What people are looking for is financial advice that understands the behavioural side. You have to understand the ‘why’ behind someone’s decisions
She advocates for earlier conversations about the purpose and values behind family wealth. “You want to give those lessons that take the emotions out of money,” she says. “More money doesn’t make you a better person.”

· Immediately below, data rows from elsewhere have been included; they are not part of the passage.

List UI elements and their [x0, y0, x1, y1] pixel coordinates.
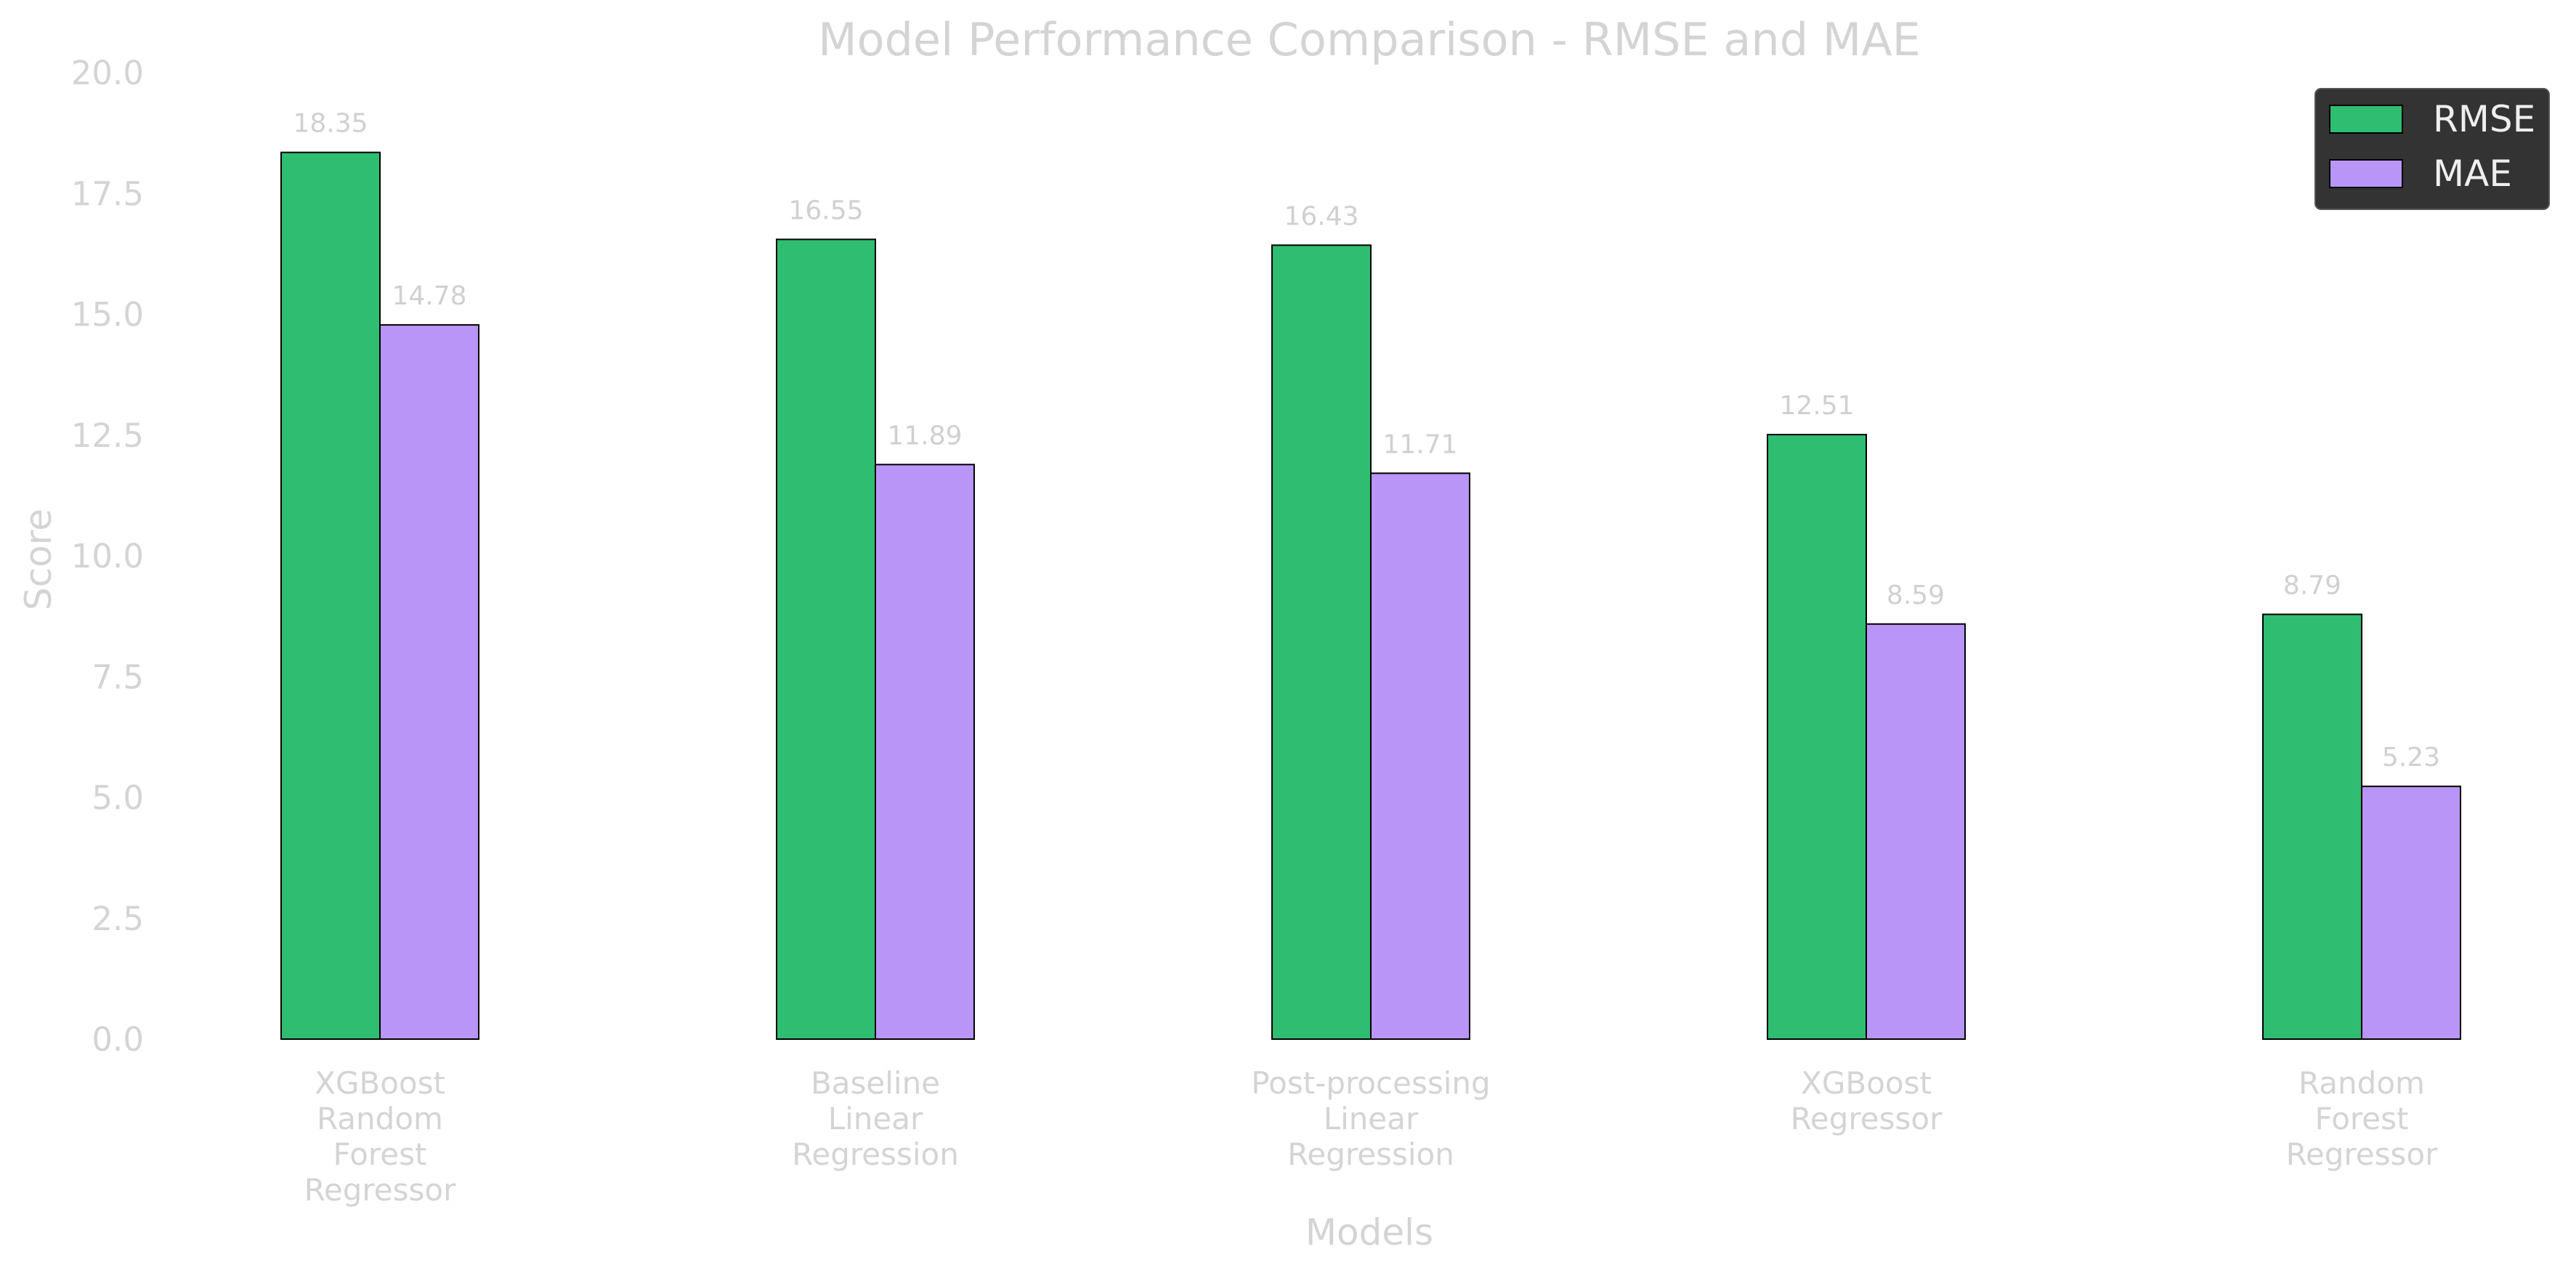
y-tick-label: 15.0	[71, 296, 144, 334]
bar-rmse	[777, 239, 875, 1039]
x-tick-label: Post-processing Linear Regression	[1251, 1065, 1490, 1172]
bar-mae	[875, 464, 974, 1039]
bar-mae	[380, 325, 479, 1039]
legend-swatch-rmse	[2330, 105, 2402, 133]
legend-label-mae: MAE	[2433, 153, 2512, 195]
bar-value-label: 11.71	[1382, 429, 1457, 459]
x-tick-label: XGBoost Random Forest Regressor	[304, 1065, 456, 1208]
bar-mae	[2362, 786, 2460, 1039]
bar-value-label: 5.23	[2382, 743, 2440, 772]
x-tick-label: Baseline Linear Regression	[792, 1065, 959, 1172]
y-tick-label: 0.0	[92, 1020, 144, 1059]
y-tick-label: 5.0	[92, 779, 144, 817]
y-tick-label: 10.0	[71, 537, 144, 576]
y-tick-label: 7.5	[92, 658, 144, 696]
bar-value-label: 11.89	[887, 421, 962, 451]
chart-title: Model Performance Comparison - RMSE and …	[818, 13, 1921, 66]
bar-value-label: 16.43	[1284, 201, 1358, 231]
bar-mae	[1371, 473, 1470, 1039]
y-axis: 0.0 2.5 5.0 7.5 10.0 12.5 15.0 17.5 20.0	[71, 54, 144, 1059]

As attitudes toward marriage and wealth planning continue to evolve, technology is also reshaping the conversation. Platforms like HelloPrenup are bringing prenups to a broader audience, especially among millennials and Gen Z, who are marrying later in life and often bring more financial baggage into relationships. With backing from The LegalTech Fund and investors like Shark Tank’s Kevin O’Leary and LegalZoom founder Brian Liu, HelloPrenup is aiming to normalise prenups as a tool for “financial wellness, transparency, and trust”.
Though it now captures more than 20 per cent of the US prenup market, the platform’s mission is broader than document automation. “Prenups are a tool for love, not for divorce,” according to CEO Julia Rodgers.
The platform’s model, offering legally vetted agreements at a fraction of the traditional cost, may mark the next phase in what has long been one of the most sensitive corners of private wealth planning. Whether the meeting of souls is arranged or spontaneous, planning for contingencies is increasingly becoming part of the deal.